Canada allowed itself a moment of jubilation on Saturday after Joe Biden’s victory in the U.S. presidential election marked the end of four often bruising years with Donald Trump, but the new president’s agenda means that challenges lie ahead.
“I look forward to working with President-elect Biden, Vice President-elect Harris, their administration, and the United States Congress as we tackle the world’s greatest challenges together,” Prime Minister Justin Trudeau said shortly after several networks declared Biden the winner.
Trudeau was one of the first world leaders to Tweet his congratulations to the president-elect.
Ottawa, traditionally a close U.S. ally, found itself pummeled by Trump, who called Trudeau “very dishonest and weak,” slapped tariffs on Canadian metals exports and threatened to scrap a continental trade deal that underpins Canada’s economic prosperity.
Canada’s ruling center-left Liberals have generally had good relations with Democratic administrations in recent decades, but Biden’s principal policies could pose major problems for Canada and Trudeau.
“A Biden victory would mean smoother relations with the United States … It would be more respectful and that alone would be an improvement,” said Roland Paris, a former foreign policy adviser to Trudeau.
“Having said that, the United States has not only become more inward looking, but has also become more protectionist.”
Biden promises a “Buy America” push to spend $400 billion on U.S.-made goods. This could harm Canada since its economy is highly integrated with that of the United States, which takes 75% of all Canadian goods exports.
A similar U.S. provision in the wake of the 2007-2009 financial crisis sparked a clash with Ottawa, forcing Canada to go through a lengthy process to secure waivers allowing its companies to take part in U.S. federal procurement contracts. Biden was vice-president in the Obama administration for eight years starting in January 2009.
“(Canada) has to appeal to America’s self-interest … and make the case that the less competitive your procurement is, probably the more costly it might be,” said Mark Agnew, head of international policy at the Canadian Chamber of Commerce.
A mid-sized power devoted to multilateralism, Canada found itself isolated as Trump distanced himself from the United Nations, the World Health Organization, NATO and the World Trade Organization.

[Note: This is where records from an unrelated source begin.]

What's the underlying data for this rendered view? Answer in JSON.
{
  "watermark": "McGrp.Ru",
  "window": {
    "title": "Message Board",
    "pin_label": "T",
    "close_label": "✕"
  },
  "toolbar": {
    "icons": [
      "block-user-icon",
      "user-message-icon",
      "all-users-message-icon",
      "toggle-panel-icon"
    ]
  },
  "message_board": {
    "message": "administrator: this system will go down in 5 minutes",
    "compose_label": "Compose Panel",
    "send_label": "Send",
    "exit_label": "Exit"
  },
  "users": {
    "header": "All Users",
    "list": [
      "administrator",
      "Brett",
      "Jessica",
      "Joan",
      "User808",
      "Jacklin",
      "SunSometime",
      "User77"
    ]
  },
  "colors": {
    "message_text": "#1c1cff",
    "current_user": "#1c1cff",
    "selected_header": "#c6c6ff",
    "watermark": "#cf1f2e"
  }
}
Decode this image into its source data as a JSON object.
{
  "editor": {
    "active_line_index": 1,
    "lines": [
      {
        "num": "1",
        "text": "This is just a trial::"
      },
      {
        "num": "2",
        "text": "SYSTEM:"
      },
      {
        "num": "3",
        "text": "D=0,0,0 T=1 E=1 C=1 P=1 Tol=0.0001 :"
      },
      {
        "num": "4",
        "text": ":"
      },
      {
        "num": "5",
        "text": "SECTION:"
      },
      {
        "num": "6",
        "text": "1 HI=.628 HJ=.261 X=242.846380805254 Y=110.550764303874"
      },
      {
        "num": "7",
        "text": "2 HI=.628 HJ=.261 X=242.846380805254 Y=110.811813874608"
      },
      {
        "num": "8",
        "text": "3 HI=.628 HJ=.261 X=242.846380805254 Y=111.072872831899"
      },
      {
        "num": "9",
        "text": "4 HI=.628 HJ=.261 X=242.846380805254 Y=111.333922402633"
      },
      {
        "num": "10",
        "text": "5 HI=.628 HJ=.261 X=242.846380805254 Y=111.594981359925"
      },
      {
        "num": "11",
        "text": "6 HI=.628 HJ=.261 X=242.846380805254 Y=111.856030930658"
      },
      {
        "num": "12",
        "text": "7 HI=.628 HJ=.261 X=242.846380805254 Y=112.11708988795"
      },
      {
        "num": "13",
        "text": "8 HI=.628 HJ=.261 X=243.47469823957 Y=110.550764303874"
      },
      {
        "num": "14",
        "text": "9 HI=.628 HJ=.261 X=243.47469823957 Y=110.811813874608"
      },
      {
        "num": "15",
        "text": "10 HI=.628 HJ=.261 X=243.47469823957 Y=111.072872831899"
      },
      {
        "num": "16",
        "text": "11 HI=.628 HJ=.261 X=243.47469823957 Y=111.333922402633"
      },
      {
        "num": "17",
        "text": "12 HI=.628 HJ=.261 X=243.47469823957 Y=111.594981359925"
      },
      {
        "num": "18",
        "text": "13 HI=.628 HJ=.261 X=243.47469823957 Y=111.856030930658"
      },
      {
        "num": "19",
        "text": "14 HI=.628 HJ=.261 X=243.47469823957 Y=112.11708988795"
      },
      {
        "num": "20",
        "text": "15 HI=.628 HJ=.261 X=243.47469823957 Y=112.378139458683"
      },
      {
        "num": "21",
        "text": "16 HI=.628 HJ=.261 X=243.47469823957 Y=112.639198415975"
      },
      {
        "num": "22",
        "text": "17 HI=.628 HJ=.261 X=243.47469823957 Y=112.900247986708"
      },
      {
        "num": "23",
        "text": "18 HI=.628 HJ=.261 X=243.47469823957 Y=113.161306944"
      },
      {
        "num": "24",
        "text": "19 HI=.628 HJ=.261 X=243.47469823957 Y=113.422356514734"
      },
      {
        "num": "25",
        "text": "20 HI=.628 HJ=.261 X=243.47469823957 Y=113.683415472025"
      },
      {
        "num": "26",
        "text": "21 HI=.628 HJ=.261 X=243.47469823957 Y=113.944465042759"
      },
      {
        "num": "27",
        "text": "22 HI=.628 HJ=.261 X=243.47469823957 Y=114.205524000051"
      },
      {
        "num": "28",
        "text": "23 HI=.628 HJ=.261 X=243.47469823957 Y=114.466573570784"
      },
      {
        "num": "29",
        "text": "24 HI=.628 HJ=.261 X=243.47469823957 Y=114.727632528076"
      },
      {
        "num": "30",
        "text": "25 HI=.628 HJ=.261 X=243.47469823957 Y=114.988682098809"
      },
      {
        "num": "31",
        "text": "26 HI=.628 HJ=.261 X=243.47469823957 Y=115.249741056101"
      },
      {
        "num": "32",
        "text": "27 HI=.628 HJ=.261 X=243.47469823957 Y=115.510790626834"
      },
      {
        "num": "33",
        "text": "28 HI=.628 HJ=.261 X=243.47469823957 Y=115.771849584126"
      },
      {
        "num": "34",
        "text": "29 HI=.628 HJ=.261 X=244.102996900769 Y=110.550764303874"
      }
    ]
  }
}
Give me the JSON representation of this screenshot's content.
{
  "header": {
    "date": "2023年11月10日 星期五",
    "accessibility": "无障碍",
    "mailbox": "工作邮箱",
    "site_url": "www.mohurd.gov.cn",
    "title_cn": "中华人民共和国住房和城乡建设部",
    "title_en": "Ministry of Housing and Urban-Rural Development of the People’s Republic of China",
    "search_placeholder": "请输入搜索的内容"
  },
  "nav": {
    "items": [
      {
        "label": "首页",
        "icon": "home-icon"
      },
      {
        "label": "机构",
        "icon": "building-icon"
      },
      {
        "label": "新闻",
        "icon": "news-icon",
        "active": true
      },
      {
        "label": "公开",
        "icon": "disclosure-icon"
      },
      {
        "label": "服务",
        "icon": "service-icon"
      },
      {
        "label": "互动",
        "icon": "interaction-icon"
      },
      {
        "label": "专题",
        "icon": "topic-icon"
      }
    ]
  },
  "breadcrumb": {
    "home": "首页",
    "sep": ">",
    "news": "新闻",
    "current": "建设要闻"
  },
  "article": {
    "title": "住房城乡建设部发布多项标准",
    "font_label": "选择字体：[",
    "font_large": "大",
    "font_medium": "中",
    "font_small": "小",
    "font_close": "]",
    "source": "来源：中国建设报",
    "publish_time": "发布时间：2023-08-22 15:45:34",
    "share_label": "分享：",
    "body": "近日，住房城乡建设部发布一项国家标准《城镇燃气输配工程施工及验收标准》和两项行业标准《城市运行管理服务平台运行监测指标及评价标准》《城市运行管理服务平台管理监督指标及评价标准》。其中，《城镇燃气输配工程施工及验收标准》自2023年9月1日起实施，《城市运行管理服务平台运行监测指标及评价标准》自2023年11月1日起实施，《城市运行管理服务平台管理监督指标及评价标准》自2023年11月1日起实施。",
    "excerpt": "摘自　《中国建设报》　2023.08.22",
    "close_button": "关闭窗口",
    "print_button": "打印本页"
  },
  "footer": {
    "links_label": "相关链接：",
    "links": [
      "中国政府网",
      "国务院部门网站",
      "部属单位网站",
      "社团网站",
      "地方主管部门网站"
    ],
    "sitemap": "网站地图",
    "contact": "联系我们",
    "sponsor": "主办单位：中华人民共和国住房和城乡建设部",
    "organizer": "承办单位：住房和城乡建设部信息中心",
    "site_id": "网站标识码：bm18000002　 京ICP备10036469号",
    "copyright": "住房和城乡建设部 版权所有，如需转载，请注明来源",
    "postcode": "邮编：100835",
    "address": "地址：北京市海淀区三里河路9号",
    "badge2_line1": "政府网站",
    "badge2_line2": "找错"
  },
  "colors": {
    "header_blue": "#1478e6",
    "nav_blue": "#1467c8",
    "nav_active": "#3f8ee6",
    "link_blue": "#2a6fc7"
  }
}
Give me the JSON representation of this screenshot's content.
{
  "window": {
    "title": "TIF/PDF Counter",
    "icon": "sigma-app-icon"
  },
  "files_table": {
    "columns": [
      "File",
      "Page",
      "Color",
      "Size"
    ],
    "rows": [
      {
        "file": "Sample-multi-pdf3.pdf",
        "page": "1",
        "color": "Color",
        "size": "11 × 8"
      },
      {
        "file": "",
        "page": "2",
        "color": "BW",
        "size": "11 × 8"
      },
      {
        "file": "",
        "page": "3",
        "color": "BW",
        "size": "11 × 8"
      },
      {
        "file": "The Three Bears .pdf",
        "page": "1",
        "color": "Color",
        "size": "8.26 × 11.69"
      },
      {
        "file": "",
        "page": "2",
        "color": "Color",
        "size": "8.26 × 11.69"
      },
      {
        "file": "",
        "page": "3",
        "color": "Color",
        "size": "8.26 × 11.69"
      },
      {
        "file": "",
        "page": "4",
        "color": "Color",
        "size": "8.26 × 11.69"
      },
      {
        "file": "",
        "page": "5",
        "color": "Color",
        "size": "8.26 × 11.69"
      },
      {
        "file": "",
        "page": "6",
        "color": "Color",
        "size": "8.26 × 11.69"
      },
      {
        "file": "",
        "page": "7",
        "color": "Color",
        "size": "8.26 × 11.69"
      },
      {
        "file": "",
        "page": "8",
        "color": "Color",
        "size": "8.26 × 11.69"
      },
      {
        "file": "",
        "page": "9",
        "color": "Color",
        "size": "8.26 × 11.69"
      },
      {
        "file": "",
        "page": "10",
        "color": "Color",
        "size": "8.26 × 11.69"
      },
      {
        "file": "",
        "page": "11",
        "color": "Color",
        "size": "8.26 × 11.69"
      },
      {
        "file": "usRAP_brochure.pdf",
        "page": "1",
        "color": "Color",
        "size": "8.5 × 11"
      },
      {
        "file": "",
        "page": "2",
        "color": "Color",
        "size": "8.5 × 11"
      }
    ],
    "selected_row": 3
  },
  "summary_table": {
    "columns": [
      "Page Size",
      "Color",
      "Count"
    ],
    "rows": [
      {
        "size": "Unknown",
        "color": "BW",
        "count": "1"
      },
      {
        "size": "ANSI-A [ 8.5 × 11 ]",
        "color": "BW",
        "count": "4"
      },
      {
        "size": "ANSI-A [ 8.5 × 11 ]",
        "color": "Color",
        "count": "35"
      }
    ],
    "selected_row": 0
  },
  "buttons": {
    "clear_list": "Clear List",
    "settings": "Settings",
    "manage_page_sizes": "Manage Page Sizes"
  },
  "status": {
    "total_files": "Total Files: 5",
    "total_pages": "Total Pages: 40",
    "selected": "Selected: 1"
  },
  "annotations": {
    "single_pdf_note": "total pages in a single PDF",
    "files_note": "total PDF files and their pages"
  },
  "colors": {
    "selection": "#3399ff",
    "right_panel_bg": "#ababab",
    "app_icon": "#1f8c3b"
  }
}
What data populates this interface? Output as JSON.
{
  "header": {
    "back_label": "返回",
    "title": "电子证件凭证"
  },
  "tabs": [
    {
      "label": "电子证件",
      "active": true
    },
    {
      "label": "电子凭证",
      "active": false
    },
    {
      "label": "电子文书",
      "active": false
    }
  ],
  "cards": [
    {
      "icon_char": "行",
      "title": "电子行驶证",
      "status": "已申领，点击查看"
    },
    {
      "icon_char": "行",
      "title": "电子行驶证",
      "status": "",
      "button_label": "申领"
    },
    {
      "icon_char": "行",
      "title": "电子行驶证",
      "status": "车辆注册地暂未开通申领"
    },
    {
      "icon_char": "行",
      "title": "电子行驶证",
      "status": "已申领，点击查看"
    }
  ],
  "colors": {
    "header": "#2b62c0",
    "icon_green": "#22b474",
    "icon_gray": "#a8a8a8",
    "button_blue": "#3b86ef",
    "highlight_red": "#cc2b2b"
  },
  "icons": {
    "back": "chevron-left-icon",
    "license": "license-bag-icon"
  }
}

Canadian officials say they hope Biden will quickly start to repair the damage. In particular, Canada wants more U.S. cooperation as it bids to pressure China to change its policy on detaining foreigners.
In an incident Ottawa calls “hostage diplomacy,” Beijing arrested two Canadian men in 2018, shortly after Vancouver police detained Huawei Technologies Co Ltd.’s Chinese Chief Financial Officer on a U.S. warrant.
Biden has outlined a $2 trillion plan of environmental investments and other measures that “would leave Canada basically in the dust,” according to Keith Stewart, a climate and energy campaigner with Greenpeace Canada.
Canada, a major energy exporter with no chance of meeting its 2030 climate goals, may have to boost a price on carbon that is already unpopular in some parts of the country, and put more money into electric vehicles.
Biden is also looking at imposing a carbon adjustment tax on imports from nations deemed not to be doing enough to fight climate change.
“He is aiming for the moon with his green plan and we have to be along for the ride, we can’t just go half way,” said a Canadian government source, noting that the Democrats would first have to retake the Senate to implement the entire plan.
But Kergin, Paris and others predict Biden is likely to find his time dominated by domestic challenges such as the coronavirus pandemic and race relations.
“I think there’s a danger in overestimating just how internationally focused a new Democratic administration would become,” Gerry Butts, Trudeau’s former chief adviser, told a Huffington Post Canada webcast.